Before. Historical anchor (factual): Ranger and SOF medical doctrine was forged across the force's history — by failures honestly analyzed (Cisterna's destruction; Desert One's disaster; Mogadishu's uncontrolled hemorrhage) and by successes and sacrifices (Pointe du Hoc; Cabanatuan; the rehearsal of Son Tay; Takur Ghar; the Ranger First Responder system; far-forward whole blood). The result: a command-directed casualty-response system that achieved zero prehospital preventable combat deaths over 20 years (Military Medicine, 2001-2021). This capstone synthesizes that inheritance.

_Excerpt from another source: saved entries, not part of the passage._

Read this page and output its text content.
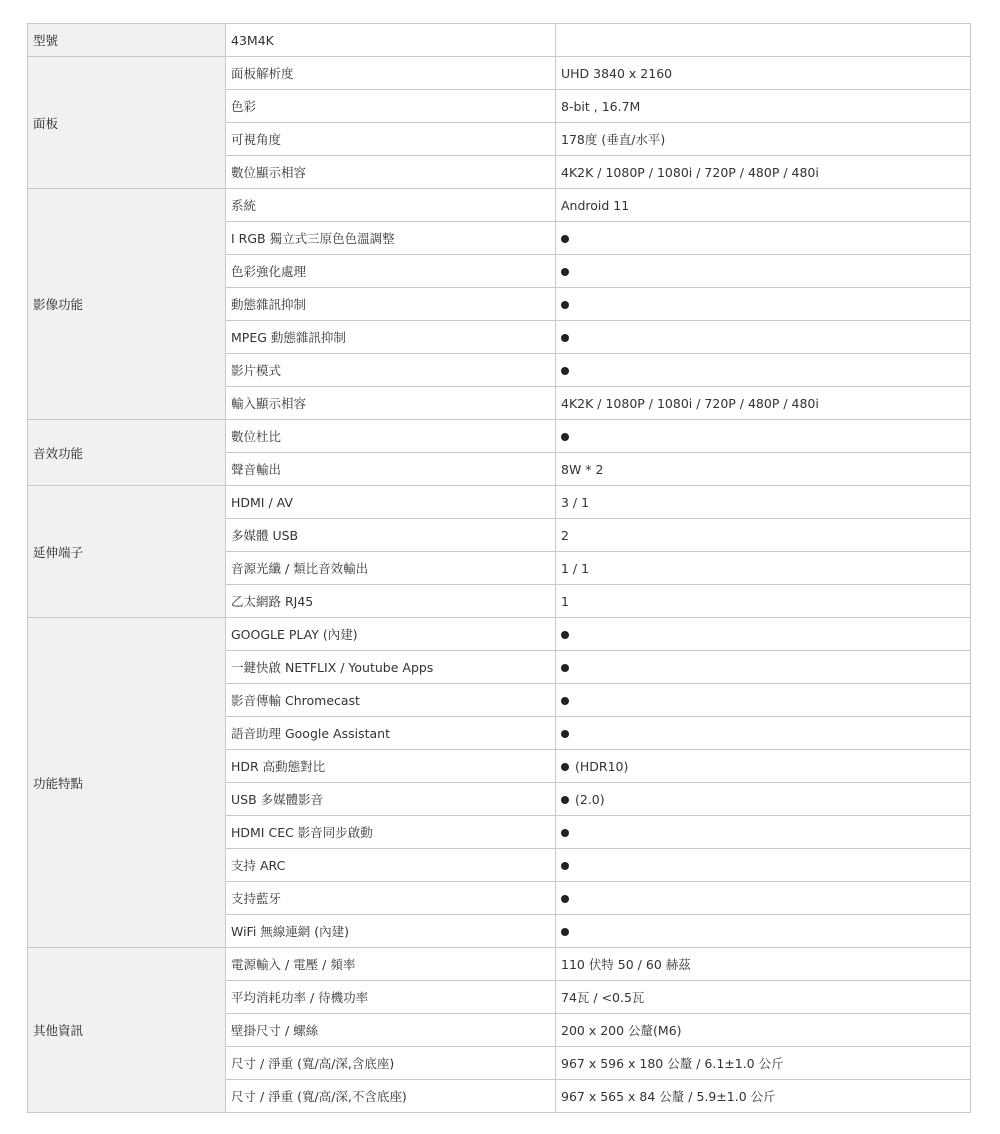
型號	43M4K	
面板	面板解析度	UHD 3840 x 2160
	色彩	8-bit , 16.7M
	可視角度	178度 (垂直/水平)
	數位顯示相容	4K2K / 1080P / 1080i / 720P / 480P / 480i
影像功能	系統	Android 11
	I RGB 獨立式三原色色溫調整	
	色彩強化處理	
	動態雜訊抑制	
	MPEG 動態雜訊抑制	
	影片模式	
	輸入顯示相容	4K2K / 1080P / 1080i / 720P / 480P / 480i
音效功能	數位杜比	
	聲音輸出	8W * 2
延伸端子	HDMI / AV	3 / 1
	多媒體 USB	2
	音源光纖 / 類比音效輸出	1 / 1
	乙太網路 RJ45	1
功能特點	GOOGLE PLAY (內建)	
	一鍵快啟 NETFLIX / Youtube Apps	
	影音傳輸 Chromecast	
	語音助理 Google Assistant	
	HDR 高動態對比	(HDR10)
	USB 多媒體影音	(2.0)
	HDMI CEC 影音同步啟動	
	支持 ARC	
	支持藍牙	
	WiFi 無線連網 (內建)	
其他資訊	電源輸入 / 電壓 / 頻率	110 伏特 50 / 60 赫茲
	平均消耗功率 / 待機功率	74瓦 / <0.5瓦
	壁掛尺寸 / 螺絲	200 x 200 公釐(M6)
	尺寸 / 淨重 (寬/高/深,含底座)	967 x 596 x 180 公釐 / 6.1±1.0 公斤
	尺寸 / 淨重 (寬/高/深,不含底座)	967 x 565 x 84 公釐 / 5.9±1.0 公斤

During. This capstone is reflective and synthetic: the medic integrates the lessons of the entire library — how each historical success and failure shaped the doctrine, the system, and the ethos they now embody — and reckons with their role as the inheritor and steward who must master the doctrine, advance it, teach it, and pass it forward to protect the next generation of Rangers.

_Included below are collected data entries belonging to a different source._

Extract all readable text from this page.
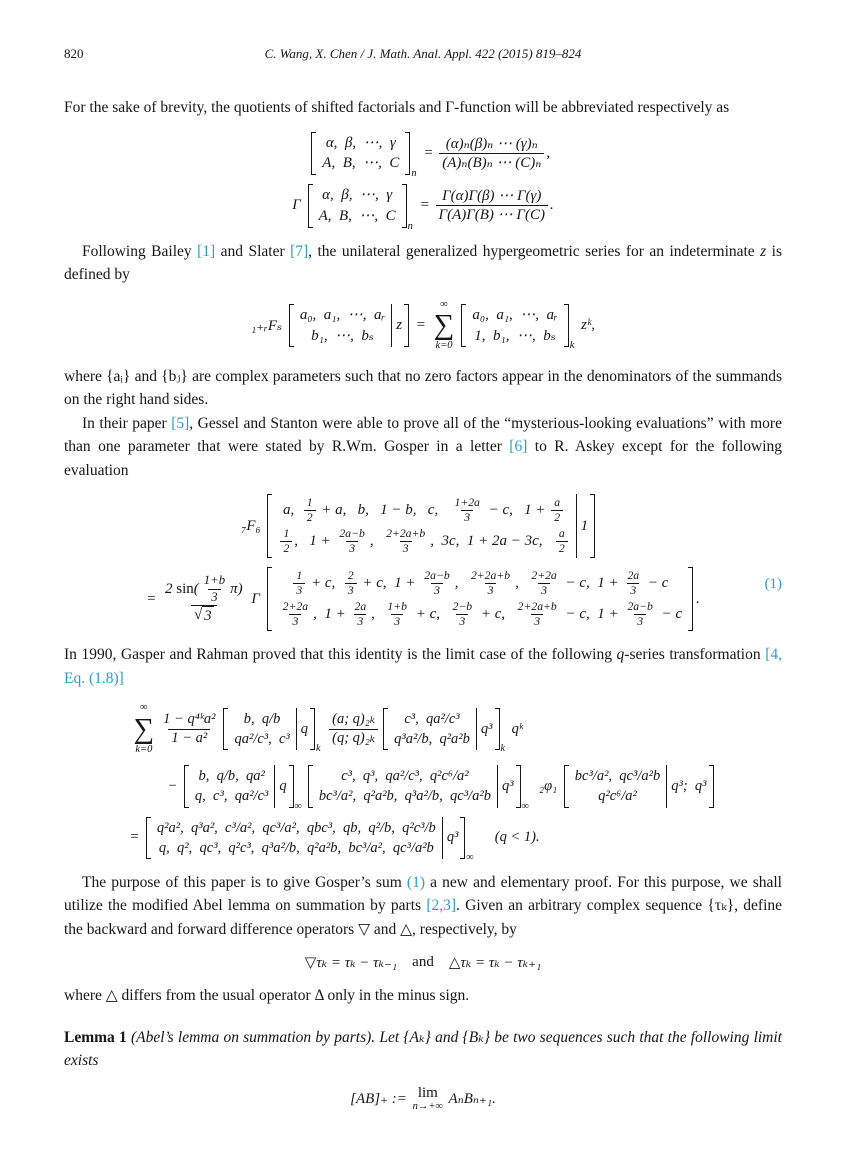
820	C. Wang, X. Chen / J. Math. Anal. Appl. 422 (2015) 819–824

For the sake of brevity, the quotients of shifted factorials and Γ-function will be abbreviated respectively as

α,  β,  ⋯,  γ
A,  B,  ⋯,  C
n
= $\frac{\text{(α)ₙ(β)ₙ ⋯ (γ)ₙ}}{\text{(A)ₙ(B)ₙ ⋯ (C)ₙ}}$ ,
Γ
α,  β,  ⋯,  γ
A,  B,  ⋯,  C
n
= $\frac{\Gamma(\alpha)\Gamma(\beta) \cdots \Gamma(\gamma)}{\Gamma(A)\Gamma(B) \cdots \Gamma(C)}$ .

Following Bailey [1] and Slater [7], the unilateral generalized hypergeometric series for an indeterminate z is defined by

₁₊ᵣFₛ
a₀,  a₁,  ⋯,  aᵣ
b₁,  ⋯,  bₛ
z =
∞
∑
k=0
a₀,  a₁,  ⋯,  aᵣ
1,  b₁,  ⋯,  bₛ
k
zᵏ,

where {aᵢ} and {bⱼ} are complex parameters such that no zero factors appear in the denominators of the summands on the right hand sides.

In their paper [5], Gessel and Stanton were able to prove all of the “mysterious-looking evaluations” with more than one parameter that were stated by R.Wm. Gosper in a letter [6] to R. Askey except for the following evaluation

₇F₆
a, 1
2 + a,   b,   1 − b,   c, 1+2a
3 − c,   $1 + \frac{a}{2}$
1
2 ,   $1 + \frac{2a-b}{3}$ , 2+2a+b
3 ,  3c,  1 + 2a − 3c, a
2
1
= 2 sin (
1+b
3 π)
√ 3 Γ
1
3 + c, 2
3 + c,  $1 + \frac{2a-b}{3}$ , 2+2a+b
3 , 2+2a
3 − c,  $1 + \frac{2a}{3} - c$
2+2a
3 ,  $1 + \frac{2a}{3}$ , 1+b
3 + c, 2−b
3 + c, 2+2a+b
3 − c,  $1 + \frac{2a-b}{3} - c$
.
(1)

In 1990, Gasper and Rahman proved that this identity is the limit case of the following q-series transformation [4, Eq. (1.8)]

∞
∑
k=0
1 − q⁴ᵏa²
1 − a²
b,  q/b
qa²/c³,  c³
q
k

(a; q)₂ₖ
(q; q)₂ₖ
c³,  qa²/c³
q³a²/b,  q²a²b
q³
k
qᵏ
−
b,  q/b,  qa²
q,  c³,  qa²/c³
q
∞
c³,  q³,  qa²/c³,  q²c⁶/a²
bc³/a²,  q²a²b,  q³a²/b,  qc³/a²b
q³
∞
₂φ₁
bc³/a²,  qc³/a²b
q²c⁶/a²
q³;  q³
=
q²a²,  q³a²,  c³/a²,  qc³/a²,  qbc³,  qb,  q²/b,  q²c³/b
q,  q²,  qc³,  q²c³,  q³a²/b,  q²a²b,  bc³/a²,  qc³/a²b
q³
∞
(q < 1).

The purpose of this paper is to give Gosper’s sum (1) a new and elementary proof. For this purpose, we shall utilize the modified Abel lemma on summation by parts [2,3]. Given an arbitrary complex sequence {τₖ}, define the backward and forward difference operators ▽ and △, respectively, by

▽τₖ = τₖ − τₖ₋₁ and △τₖ = τₖ − τₖ₊₁

where △ differs from the usual operator Δ only in the minus sign.

Lemma 1 (Abel’s lemma on summation by parts). Let {Aₖ} and {Bₖ} be two sequences such that the following limit exists

[AB]₊ := lim
n→+∞ AₙBₙ₊₁.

A capstone synthesis: the Ranger medic as inheritor and steward of doctrine forged across the force's history by both success and failure — integrating the lessons of hemorrhage control, prolonged care, the casualty-response system, planning, preparation, the ethos, and continuous improvement into the complete identity of the Ranger medic.

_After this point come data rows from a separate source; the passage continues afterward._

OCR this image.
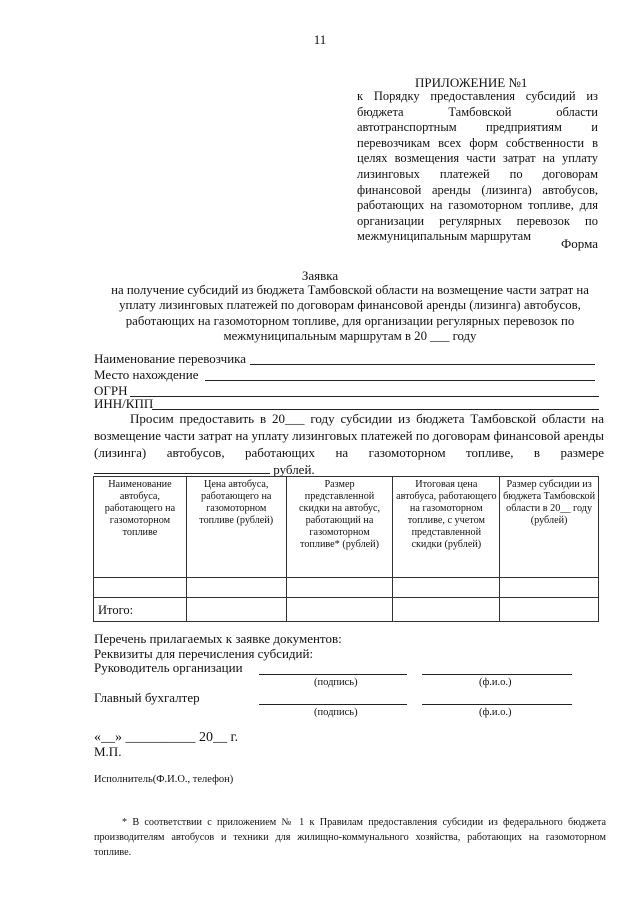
11
ПРИЛОЖЕНИЕ №1
к Порядку предоставления субсидий из бюджета Тамбовской области автотранспортным предприятиям и перевозчикам всех форм собственности в целях возмещения части затрат на уплату лизинговых платежей по договорам финансовой аренды (лизинга) автобусов, работающих на газомоторном топливе, для организации регулярных перевозок по межмуниципальным маршрутам	Форма
Заявка
на получение субсидий из бюджета Тамбовской области на возмещение части затрат на уплату лизинговых платежей по договорам финансовой аренды (лизинга) автобусов, работающих на газомоторном топливе, для организации регулярных перевозок по межмуниципальным маршрутам в 20 ___ году
Наименование перевозчика
Место нахождение
ОГРН
ИНН/КПП
Просим предоставить в 20___ году субсидии из бюджета Тамбовской области на возмещение части затрат на уплату лизинговых платежей по договорам финансовой аренды (лизинга) автобусов, работающих на газомоторном топливе, в размере  рублей.
Наименование автобуса, работающего на газомоторном топливе	Цена автобуса, работающего на газомоторном топливе (рублей)	Размер представленной скидки на автобус, работающий на газомоторном топливе* (рублей)	Итоговая цена автобуса, работающего на газомоторном топливе, с учетом представленной скидки (рублей)	Размер субсидии из бюджета Тамбовской области в 20__ году (рублей)

Итого:				
Перечень прилагаемых к заявке документов:
Реквизиты для перечисления субсидий:
Руководитель организации
(подпись)	(ф.и.о.)
Главный бухгалтер
(подпись)	(ф.и.о.)
«__» __________ 20__ г.
М.П.
Исполнитель(Ф.И.О., телефон)
* В соответствии с приложением № 1 к Правилам предоставления субсидии из федерального бюджета производителям автобусов и техники для жилищно-коммунального хозяйства, работающих на газомоторном топливе.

| O — Onset | The whole history of Ranger medicine — 1944 to today |
| P — Provocation | Forged by success AND failure, at great cost |
| Q — Quality | A synthesis: doctrine, system, and ethos as one inheritance |
| R — Radiation | Reaches forward to every future Ranger the medic will protect |
| S — Severity | The highest stakes — the inheritance is lives, past and future |
| T — Time | Past (forged in blood) → present (mastered) → future (passed forward) |
| The inheritance | Doctrine, system, and ethos forged across the force's history — to be mastered |
| Forged by failure | Cisterna, Desert One, Mogadishu — catastrophes honestly analyzed into doctrine |
| Forged by success/sacrifice | Pointe du Hoc, Cabanatuan, Son Tay, Takur Ghar, RFR, ROLO — excellence and devotion |
| The result | Zero preventable prehospital combat deaths over 20 years — the system's validation |
| The steward's duty | Master, advance, teach, and pass forward — protect the next Ranger |
| Diagnosis | Likelihood | Supporting Indicators |
|---|---|---|
| The Complete Ranger Medic (the synthesis) | HIGH | Inheritor and steward of doctrine, system, and ethos forged by success and failure |
| Doctrine Written in Blood | HIGH | The tools/protocols exist because Rangers died from problems they now solve |
| The System Over the Individual | HIGH | The zero-preventable-death record is a system achievement, continuously improved |
| The Ethos | HIGH | Total commitment to the wounded — 'never shall I leave a fallen comrade' |
The capstone closes where the inheritance points: forward. The Ranger medic stands in a line running from the WWII Ranger surgeons through Mogadishu and Takur Ghar to the future — having learned from both the catastrophes honestly analyzed and the successes and sacrifices that built the force's medical excellence. They master the doctrine written in blood, integrate the complete identity of clinician, sustainer, systems-builder, planner, and prepared professional, and carry the ethos that unifies it all: total commitment to the wounded, never leaving a fallen comrade. And they steward it forward — advancing the doctrine, teaching the next generation — so the lessons of the past keep saving the living. That is the Ranger medic. RANGERS LEAD THE WAY · Sua Sponte · Never shall I leave a fallen comrade.